Investor Owned Utilities

Investor owned utilities are publicly-held companies that provide electric power, natural gas or water service. The credit factors FGIC evaluates include the service territory, financial performance, diversity and sufficiency of supply, potential competition, sufficiency of rates, the regulatory environment and its effect on rate setting flexibility, and environmental compliance.

Joint Action Power Agencies

Participants in a joint action agency seek economies of scale and efficiency, which is achieved through the creation of an agency or authority that issues debt and manages the facility. FGIC's credit review includes an analysis of the competitiveness of rates, costs and the economic development of the area. In rural areas, Joint Action Power Agencies have a key role in supporting the local economy.

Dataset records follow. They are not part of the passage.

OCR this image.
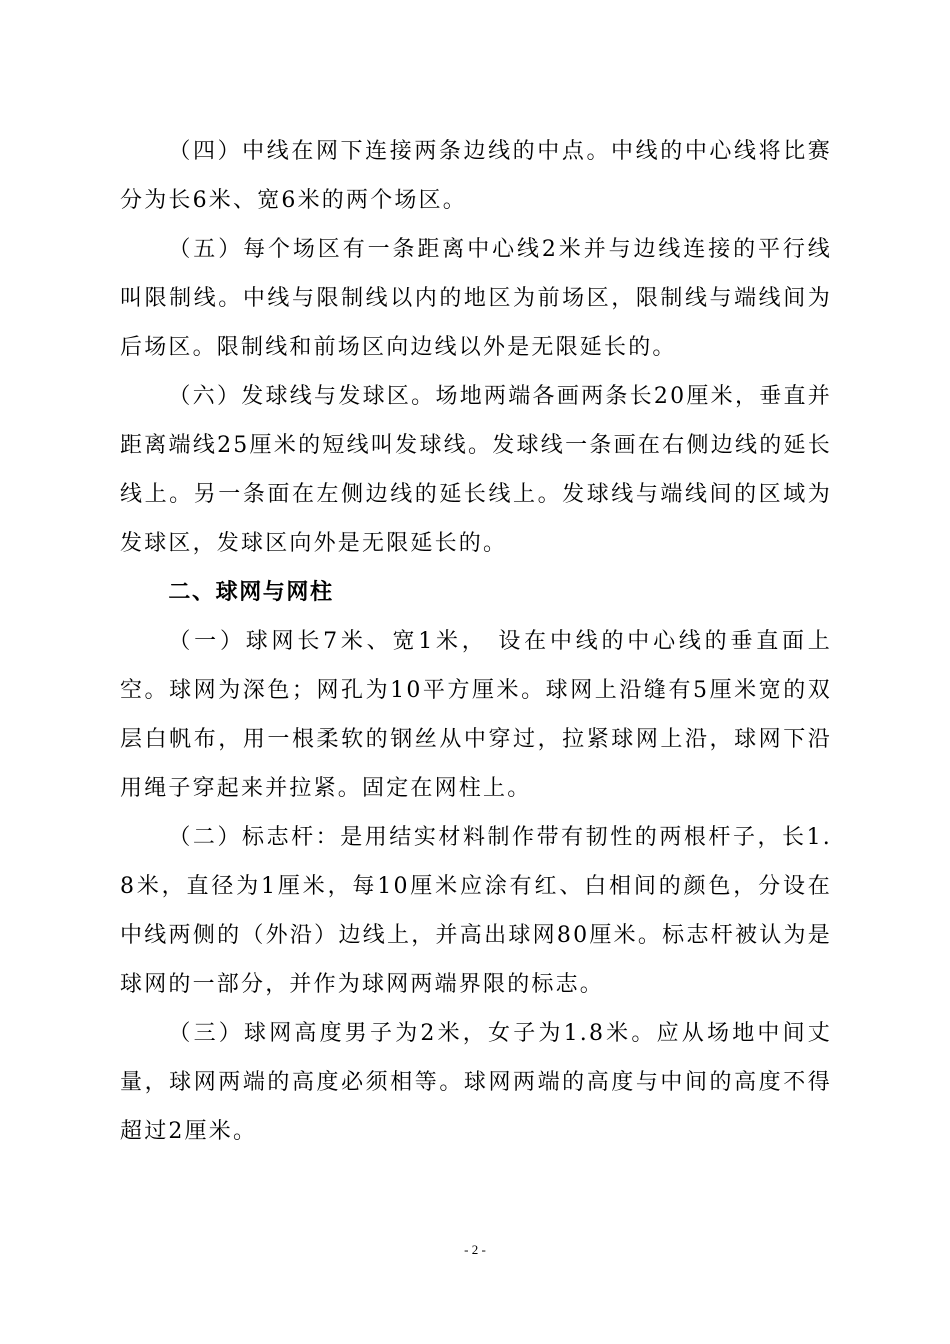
（四）中线在网下连接两条边线的中点。中线的中心线将比赛分为长6米、宽6米的两个场区。

（五）每个场区有一条距离中心线2米并与边线连接的平行线叫限制线。中线与限制线以内的地区为前场区，限制线与端线间为后场区。限制线和前场区向边线以外是无限延长的。

（六）发球线与发球区。场地两端各画两条长20厘米，垂直并距离端线25厘米的短线叫发球线。发球线一条画在右侧边线的延长线上。另一条面在左侧边线的延长线上。发球线与端线间的区域为发球区，发球区向外是无限延长的。

二、球网与网柱

（一）球网长7米、宽1米， 设在中线的中心线的垂直面上空。球网为深色；网孔为10平方厘米。球网上沿缝有5厘米宽的双层白帆布，用一根柔软的钢丝从中穿过，拉紧球网上沿，球网下沿用绳子穿起来并拉紧。固定在网柱上。

（二）标志杆：是用结实材料制作带有韧性的两根杆子，长1.8米，直径为1厘米，每10厘米应涂有红、白相间的颜色，分设在中线两侧的（外沿）边线上，并高出球网80厘米。标志杆被认为是球网的一部分，并作为球网两端界限的标志。

（三）球网高度男子为2米，女子为1.8米。应从场地中间丈量，球网两端的高度必须相等。球网两端的高度与中间的高度不得超过2厘米。

- 2 -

Joint Action Water & Sewer Agencies

Joint action agencies are often formed so that utilities can achieve economies of scale for a larger project. Usually, there is an agency or authority created to issue debt, as well as serve as the manager of a facility. The agency also dictates the rates and charges necessary to ensure a viable operation. FGIC analyzes long-term contracts to determine the agency's flexibility to adjust rates as well as the strength and ultimate repayment obligation of the members. Strength is often derived in contracts with step-up provisions. These provisions ensure that a failure to pay by one party is spread out among the remaining participants.

Municipal Utilities Retail Systems

FGIC's review of municipal retail electric systems focuses on the size and growth trends of the customer base, as well as the composition of energy sales and revenues from all customer classes. Our analysis includes the sources and costs for power supply, as well as the potential need for additional capacity. Rate competitiveness is also reviewed, particularly in states where electric deregulation has already occurred or is going into effect. Our analysis of financial performance includes a review of debt service coverage trends and liquidity balances. For systems with large capital programs, we concentrate on the sources of funding and the impact on the fiscal posture of the utility. Legal provisions are examined for satisfactory covenants regarding rate setting, issuance of parity bonds and reserve fund mechanics.

Municipal Utilities Wholesale Systems

A key credit criteria is the wholesale provider's ability to pass on increased costs to retail systems, which depends on a combination of legal, operational and demographic factors. Emphasis is placed on the security features of a particular wholesale transaction. Often a group of retail systems are purchasing power generated from a wholesaler's project or group of projects. The issues that FGIC evaluates include whether or not the obligation to purchase the power is take-or-pay (i.e., whether the retail participants have to cover the costs of operations and debt service even if the plant doesn't generate or deliver power) and whether these power purchase obligations are off-balance sheet debt obligations. Off-balance sheet debt obligations are considered an operating expense of the individual retail systems and paid before their own debt service payments, which elevates the security for the wholesaler's debt.

Rural Electric Cooperatives

Rural electric cooperatives are non-profit organizations that provide electricity to a geographically diverse rural area comprised of different service territories. Joint ownership of both generation facilities, and transmission and distribution provides members with a cost efficient source of electricity. FGIC's underwriting review includes an analysis of the contracts and the cooperative's ability to pass through costs to members, the customer base, service territory and financial performance.

Water & Sewer

Water and sewer utilities are an essential service. Our credit analysis concentrates on the evaluation of the service area economics and customer base. The ability to raise rates as needed, as well as the demonstration of solid historical and projected debt service coverage trends are important credit factors. Standard legal provisions should provide for a net revenue pledge, at least a sum sufficient rate covenant from operations alone and a solid additional bonds test.